Real-world implementations: from digital identity to AI-powered RCM
Beyond new products, HIMSS26 also brought news about real-world implementations, showing how some organizations are already putting these technologies into production.
Digital identity and simplified login
- Ochsner Health + CLEAR1: Ochsner Health, based in Louisiana, adopted CLEAR1, CLEARs secure identity platform, to improve the patient identification experience. The idea is to make identity verification processes faster and safer, both in physical and digital settings.

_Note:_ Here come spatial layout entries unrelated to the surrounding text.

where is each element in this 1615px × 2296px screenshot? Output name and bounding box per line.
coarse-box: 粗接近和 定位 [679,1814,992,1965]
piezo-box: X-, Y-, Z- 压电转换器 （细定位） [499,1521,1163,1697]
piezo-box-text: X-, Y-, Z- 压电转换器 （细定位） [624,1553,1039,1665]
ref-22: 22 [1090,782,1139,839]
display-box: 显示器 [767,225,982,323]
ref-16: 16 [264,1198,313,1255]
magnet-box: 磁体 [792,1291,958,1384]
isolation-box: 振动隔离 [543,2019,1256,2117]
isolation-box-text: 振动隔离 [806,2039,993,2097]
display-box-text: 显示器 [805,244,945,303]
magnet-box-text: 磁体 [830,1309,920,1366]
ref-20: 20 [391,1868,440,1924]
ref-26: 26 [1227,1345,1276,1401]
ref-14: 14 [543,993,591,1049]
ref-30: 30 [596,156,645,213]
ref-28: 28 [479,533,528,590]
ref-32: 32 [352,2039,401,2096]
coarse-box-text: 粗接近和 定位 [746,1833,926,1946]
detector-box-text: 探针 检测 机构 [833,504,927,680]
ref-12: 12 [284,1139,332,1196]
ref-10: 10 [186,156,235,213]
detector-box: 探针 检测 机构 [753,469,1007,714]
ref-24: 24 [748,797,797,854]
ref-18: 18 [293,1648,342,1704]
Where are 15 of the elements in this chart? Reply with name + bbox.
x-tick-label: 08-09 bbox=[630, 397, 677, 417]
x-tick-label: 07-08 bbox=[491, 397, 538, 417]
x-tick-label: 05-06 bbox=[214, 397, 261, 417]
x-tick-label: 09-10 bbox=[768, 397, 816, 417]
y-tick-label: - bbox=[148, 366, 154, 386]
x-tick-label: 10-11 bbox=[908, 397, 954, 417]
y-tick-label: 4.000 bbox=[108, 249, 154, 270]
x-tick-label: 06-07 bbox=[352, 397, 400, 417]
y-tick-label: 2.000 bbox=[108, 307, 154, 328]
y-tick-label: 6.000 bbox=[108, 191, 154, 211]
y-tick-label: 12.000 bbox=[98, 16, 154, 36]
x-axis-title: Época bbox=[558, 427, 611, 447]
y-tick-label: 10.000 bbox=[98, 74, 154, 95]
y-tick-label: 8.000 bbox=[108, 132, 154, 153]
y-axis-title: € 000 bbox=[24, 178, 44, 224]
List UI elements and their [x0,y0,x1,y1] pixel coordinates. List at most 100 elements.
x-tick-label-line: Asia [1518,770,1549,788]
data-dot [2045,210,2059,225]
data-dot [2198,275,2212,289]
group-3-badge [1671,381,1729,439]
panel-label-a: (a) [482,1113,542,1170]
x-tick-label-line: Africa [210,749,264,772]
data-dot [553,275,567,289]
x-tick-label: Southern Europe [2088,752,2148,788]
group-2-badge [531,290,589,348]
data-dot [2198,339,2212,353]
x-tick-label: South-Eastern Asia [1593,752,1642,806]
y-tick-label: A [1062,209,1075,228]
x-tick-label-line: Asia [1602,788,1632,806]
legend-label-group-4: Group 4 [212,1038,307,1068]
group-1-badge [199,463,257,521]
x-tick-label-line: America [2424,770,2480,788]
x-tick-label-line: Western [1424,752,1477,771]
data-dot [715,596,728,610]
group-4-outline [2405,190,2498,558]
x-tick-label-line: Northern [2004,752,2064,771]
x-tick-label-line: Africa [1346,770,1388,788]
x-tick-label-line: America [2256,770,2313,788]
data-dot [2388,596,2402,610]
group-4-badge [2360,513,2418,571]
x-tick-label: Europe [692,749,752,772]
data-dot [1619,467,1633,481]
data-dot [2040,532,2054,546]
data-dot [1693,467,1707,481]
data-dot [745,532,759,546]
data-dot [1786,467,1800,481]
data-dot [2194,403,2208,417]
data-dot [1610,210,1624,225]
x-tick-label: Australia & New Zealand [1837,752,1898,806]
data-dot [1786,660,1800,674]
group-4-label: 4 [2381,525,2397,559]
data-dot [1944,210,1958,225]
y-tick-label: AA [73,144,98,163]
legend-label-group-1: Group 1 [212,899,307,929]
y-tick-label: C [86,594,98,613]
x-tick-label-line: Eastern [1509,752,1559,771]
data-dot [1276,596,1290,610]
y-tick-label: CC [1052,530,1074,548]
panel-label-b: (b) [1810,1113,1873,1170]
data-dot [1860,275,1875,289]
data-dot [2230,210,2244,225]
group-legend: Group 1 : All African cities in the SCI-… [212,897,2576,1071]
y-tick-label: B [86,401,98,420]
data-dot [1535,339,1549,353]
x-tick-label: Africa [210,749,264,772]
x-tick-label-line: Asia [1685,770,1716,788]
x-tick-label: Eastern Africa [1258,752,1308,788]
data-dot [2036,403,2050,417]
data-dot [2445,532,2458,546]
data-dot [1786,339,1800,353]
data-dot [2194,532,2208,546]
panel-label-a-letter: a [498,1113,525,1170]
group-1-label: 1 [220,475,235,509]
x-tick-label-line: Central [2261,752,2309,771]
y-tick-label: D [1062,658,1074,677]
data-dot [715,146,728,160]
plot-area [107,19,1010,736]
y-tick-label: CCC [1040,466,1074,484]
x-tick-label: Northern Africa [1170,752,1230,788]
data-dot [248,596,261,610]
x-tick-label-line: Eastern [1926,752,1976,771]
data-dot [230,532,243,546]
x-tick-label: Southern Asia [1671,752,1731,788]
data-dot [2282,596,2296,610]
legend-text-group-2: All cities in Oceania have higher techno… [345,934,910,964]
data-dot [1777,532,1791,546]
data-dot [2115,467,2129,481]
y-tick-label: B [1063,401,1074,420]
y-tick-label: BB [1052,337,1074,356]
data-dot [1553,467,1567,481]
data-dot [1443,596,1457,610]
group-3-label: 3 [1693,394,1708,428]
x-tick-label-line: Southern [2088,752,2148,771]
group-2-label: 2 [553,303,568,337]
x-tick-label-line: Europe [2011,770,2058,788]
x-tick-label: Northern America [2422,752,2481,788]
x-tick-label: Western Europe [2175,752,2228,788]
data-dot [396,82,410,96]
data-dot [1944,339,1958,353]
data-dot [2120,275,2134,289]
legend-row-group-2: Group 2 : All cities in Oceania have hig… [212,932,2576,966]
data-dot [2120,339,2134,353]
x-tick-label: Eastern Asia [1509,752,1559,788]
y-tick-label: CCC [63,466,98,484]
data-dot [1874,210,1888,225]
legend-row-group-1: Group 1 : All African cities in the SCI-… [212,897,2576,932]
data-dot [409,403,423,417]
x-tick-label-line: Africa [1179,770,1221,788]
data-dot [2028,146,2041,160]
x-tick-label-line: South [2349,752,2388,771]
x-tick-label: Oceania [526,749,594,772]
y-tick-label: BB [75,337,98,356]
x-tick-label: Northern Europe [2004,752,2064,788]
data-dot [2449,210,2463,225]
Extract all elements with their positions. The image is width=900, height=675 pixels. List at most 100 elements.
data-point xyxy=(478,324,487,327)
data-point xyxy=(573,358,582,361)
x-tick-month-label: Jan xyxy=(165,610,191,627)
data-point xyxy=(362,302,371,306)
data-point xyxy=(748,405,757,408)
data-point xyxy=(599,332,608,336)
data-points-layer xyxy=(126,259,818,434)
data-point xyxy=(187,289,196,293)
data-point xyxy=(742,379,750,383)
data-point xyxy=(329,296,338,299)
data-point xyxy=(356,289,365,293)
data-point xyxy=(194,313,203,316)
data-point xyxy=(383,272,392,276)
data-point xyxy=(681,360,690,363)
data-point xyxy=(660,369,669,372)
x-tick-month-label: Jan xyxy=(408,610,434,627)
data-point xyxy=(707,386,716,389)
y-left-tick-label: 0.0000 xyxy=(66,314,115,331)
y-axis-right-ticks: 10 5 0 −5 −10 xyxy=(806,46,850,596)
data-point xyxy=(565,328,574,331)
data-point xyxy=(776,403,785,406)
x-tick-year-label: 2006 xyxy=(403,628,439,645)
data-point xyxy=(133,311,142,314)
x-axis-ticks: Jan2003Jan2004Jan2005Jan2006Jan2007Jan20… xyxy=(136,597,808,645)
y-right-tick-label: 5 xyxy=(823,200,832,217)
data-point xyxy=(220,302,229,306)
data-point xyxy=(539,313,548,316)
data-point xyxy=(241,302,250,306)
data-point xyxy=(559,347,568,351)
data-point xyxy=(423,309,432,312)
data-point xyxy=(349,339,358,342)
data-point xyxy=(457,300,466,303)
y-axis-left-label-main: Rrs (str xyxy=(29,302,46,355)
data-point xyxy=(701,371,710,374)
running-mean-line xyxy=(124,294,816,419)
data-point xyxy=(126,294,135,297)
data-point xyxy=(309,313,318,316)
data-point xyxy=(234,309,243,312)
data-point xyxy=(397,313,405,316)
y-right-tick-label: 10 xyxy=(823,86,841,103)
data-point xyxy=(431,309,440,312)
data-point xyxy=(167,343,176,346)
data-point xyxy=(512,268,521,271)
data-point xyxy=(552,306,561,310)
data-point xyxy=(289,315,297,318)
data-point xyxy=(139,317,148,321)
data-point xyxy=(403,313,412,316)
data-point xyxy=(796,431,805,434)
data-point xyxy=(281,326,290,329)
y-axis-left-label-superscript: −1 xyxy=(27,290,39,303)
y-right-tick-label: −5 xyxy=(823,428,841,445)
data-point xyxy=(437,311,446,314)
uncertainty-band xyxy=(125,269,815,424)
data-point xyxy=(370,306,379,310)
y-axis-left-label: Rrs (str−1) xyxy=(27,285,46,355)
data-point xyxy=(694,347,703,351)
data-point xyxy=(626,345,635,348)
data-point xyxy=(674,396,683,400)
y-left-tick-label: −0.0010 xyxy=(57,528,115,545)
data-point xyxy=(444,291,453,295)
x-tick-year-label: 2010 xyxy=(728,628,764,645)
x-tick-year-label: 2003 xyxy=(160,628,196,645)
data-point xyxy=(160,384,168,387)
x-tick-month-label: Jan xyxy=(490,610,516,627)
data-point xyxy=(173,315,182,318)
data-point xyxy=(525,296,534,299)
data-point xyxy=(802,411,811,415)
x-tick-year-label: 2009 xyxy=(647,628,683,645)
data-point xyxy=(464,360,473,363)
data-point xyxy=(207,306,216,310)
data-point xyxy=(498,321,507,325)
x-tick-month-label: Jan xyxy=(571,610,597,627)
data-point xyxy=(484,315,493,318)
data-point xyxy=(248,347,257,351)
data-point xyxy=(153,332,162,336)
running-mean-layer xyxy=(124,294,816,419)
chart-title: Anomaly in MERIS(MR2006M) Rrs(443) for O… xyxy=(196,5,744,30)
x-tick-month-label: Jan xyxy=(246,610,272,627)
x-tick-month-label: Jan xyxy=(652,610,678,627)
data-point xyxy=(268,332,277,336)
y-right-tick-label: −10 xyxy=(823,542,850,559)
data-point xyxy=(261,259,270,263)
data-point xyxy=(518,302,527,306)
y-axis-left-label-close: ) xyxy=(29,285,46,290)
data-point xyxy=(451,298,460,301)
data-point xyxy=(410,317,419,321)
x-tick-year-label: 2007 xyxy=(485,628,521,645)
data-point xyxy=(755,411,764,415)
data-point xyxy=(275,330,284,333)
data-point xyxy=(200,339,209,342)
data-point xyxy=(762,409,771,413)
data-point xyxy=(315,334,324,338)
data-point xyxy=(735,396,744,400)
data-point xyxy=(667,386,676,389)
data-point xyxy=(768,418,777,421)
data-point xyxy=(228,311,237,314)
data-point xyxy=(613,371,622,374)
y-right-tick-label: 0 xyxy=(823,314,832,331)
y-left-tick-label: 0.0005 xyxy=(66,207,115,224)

- CMS – Medicare.gov with enhanced login: CMS (Centers for Medicare & Medicaid Services) rolled out enhanced login options on Medicare.gov, including the ability to use CLEAR to create new accounts or verify identity. This move signals a broader trend toward verified digital identities in public health portals.
AI agent governance and monitoring
- Delta Dental + Singulr AI – Agent Pulse: Delta Dental implemented Agent Pulse from Singulr AI, a solution designed to monitor the behavior of autonomous AI agents. This gives the company more visibility into actions taken by agents, risk levels, policy compliance, and where fine-tuning of models is needed.
Smart RCM and operational scale
- Northwell Health + XiFin Empower AI: Northwell Health in New York implemented XiFin Empower AI, an RCM ecosystem that leans heavily on automation and artificial intelligence to redesign revenue operations. The solution integrates financial, clinical, and administrative data to support faster decisions, reduce bad debt, and improve cash flow predictability.
An increasingly connected and intelligent health ecosystem
Taken together, the HIMSS26 announcements paint a picture where AI, automation, and security are becoming inseparable elements of healthcare infrastructure. On one side, Microsoft Dragon Copilot is solidifying its position as an intelligent productivity layer integrated into the Microsoft ecosystem and clinical content like UpToDate, while Epic shows, with more than 85% of its customers using Epic AI, that automation is already part of the normal workflow in many hospitals.
At the same time, new solutions are emerging for every step of the journey: environmental monitoring for seniors, RTLS to track people and assets, autonomous coding platforms, health-specific language models, radiology tools, new care orchestration frameworks, voice agents, and patient experience centers. In parallel, cybersecurity has taken on a sense of urgency with the revelation that two-thirds of organizations suffered material attacks in a single year, underscoring the need to invest in resilience and data governance.
In the end, what HIMSS26 makes clear is that digital transformation in healthcare is no longer in pilot mode. It is happening simultaneously in the EHR, in the physical environment, in the cloud, in patient communication, in billing, and in protection against attacks. Organizations that manage to align AI technologies, process automation, user experience, and security are likely to gain efficiency without losing sight of the central goal: delivering better, more human, and sustainable care in a sector that never stops evolving.